How To Master The Act Of Storytelling
What are the secrets of the master storytellers? Here are several techniques used by the best:
1. Constantly gather stories. Exceptional speakers are always searching for ideas that they can weave into a story. You should, too. Save ideas and articles that amuse you, infuriate you , or inspire you . Stockpile these stories, because you just never know how or when you might be able to knit them into a speech. You have to capture these stories immediately, however, because those fickle thoughts will evaporate in a flash if you don’t.
2. Strive for universal appeal. Search for stories that have universal appeal. What lesson did you learn about perseverance by continuing to try out for the swim team or the cheerleading squad despite repeatedly being cut? What lessons about optimism does your disabled child teach you? What lesson did you learn about commitment as you watched your grandparents renew their wedding vows after being married for 70 years? Everyone has real-life experiences that can become the vehicle for a universal message that will move and teach any audience.
3. Make your stories relevant. Select stories that are relevant to your talk, stories that clarify, not cloud, your purpose. For example, imagine that you are making a sales presentation, unveiling a revolutionary new product, “Chicken Paste.” Rather than plunging, as you should, right into your talk by highlighting all the benefits of congealed chicken parts in a handy tube , you begin instead with your hilarious but irrelevant airline story (“It was a nine-hour flight from London, I was shoehorned in the middle seat between two sumo wrestlers adjacent to the latrine . . . blather, blather”).
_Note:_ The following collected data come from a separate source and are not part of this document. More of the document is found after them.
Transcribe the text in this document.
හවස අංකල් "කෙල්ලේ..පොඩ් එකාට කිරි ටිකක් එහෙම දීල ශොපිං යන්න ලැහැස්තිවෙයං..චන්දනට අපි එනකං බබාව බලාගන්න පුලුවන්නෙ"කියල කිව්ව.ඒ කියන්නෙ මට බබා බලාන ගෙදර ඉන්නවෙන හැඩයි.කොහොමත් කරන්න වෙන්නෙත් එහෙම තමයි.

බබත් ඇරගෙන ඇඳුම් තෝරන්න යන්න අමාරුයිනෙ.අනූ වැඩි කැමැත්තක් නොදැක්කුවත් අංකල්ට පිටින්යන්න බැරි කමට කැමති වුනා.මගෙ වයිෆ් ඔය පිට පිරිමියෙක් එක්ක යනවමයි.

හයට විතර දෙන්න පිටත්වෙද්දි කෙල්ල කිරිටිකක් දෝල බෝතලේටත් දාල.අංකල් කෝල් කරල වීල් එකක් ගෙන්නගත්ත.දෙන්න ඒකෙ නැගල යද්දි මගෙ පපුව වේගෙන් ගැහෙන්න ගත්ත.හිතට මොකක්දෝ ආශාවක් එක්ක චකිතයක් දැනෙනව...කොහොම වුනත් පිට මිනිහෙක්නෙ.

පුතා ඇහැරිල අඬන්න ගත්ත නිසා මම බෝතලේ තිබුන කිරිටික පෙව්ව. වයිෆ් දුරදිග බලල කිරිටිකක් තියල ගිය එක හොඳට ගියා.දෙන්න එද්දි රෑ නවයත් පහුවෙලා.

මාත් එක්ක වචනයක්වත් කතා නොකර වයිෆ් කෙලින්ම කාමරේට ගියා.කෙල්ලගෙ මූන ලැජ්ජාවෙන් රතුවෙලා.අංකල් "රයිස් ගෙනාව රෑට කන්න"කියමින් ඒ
Your flight debacle might amuse your listeners, but you will have diverted their attention from Chicken Paste. They will be contemplating your airline predicament rather than focusing on the advantages of a meal in a tube. Make your stories relevant, or you will only confuse your audience and dilute your message. Ask yourself, “Does this story support and illustrate my point?” If the answer is no, discard it.
4. Describe people, not concepts. People are always fascinated with human-interest stories. People magazine, Entertainment Tonight, and the Oprah Winfrey Show succeed because they involve people. Your audience will not relate to abstract concepts such as “courage” and “heroism.” Instead, tell your audience about the courageous athlete who repeatedly failed but refused to quit or the teacher who sacrificed lucrative business opportunities because of his love for teaching. Your listeners care about real people and real events.
5. Deliver the details. Provide precise, meaty descriptions. If you rely on bland, commonplace words rather than fresh, colorful ideas, you will dull the senses of your listeners. For example, if you merely mention a “car” and leave it at that, your listeners will filter that word through their individual perceptions. To some, the word signifies a Ford minivan; to others, a compact Honda sedan; to still others, a Porsche 911 Turbo. But if you instead describe a “fire-engine-red Corvette,” you will conjure up an exact picture. To help your listeners visualize exactly what you want them to see, provide details. Choose words that are whimsical, offbeat, arresting, or vivid—for good reason:
Words can reveal thoughts, conceal pain, paint dreams, correct errors, and pass along dearly bought lessons to the latest generation. . . . Words can build walls between people, or bridges. Words can tear down or build up, wound or heal, tarnish or cleanse.
6. Display emotions. You need to share your story in a way that is congruent with the message. If you tell a tale indifferently, then indifference is exactly the response you will get from your audience. The very best stories crackle with powerful emotions such as love, fear, antipathy, and anger. Pound your fist, wag your finger, rumble and thunder—heck, toss in some salty language if it’s appropriate. Your voice, body language, and facial expressions must depict the emotion and convey the anger that you feel. Don’t blow a gasket, but you get the point. To really engage your audience in your stories, create drama.
7. Titillate the senses. A mesmerizing story engages the senses, emotions, and intellect of your listeners. Infuse life into your stories by delivering them using vocal energy, diverse pacing, timely pauses, expansive gestures, and wide-eyed excitement. You need to share vivid, lifelike details with excitement and passion. Make your listeners experience your story by taking them on a journey and describing the events in a way that will touch their senses. If you can get beyond your listeners’ minds and into their hearts, you will elevate your message from the merely interesting to the unforgettable.
We always hope that our listeners will cling to our words and recall them forever, but typically, they don’t. Most audiences forget most of what speakers say—quickly. It’s disheartening, but it’s true. If your listeners remember what you said even a week after your speech, you are ahead of most speakers. But your listeners seldom forget a story that moves, surprises, or enchants them. Do you want your messages to be remembered? Then forget what you learned in grade school—go ahead and tell stories.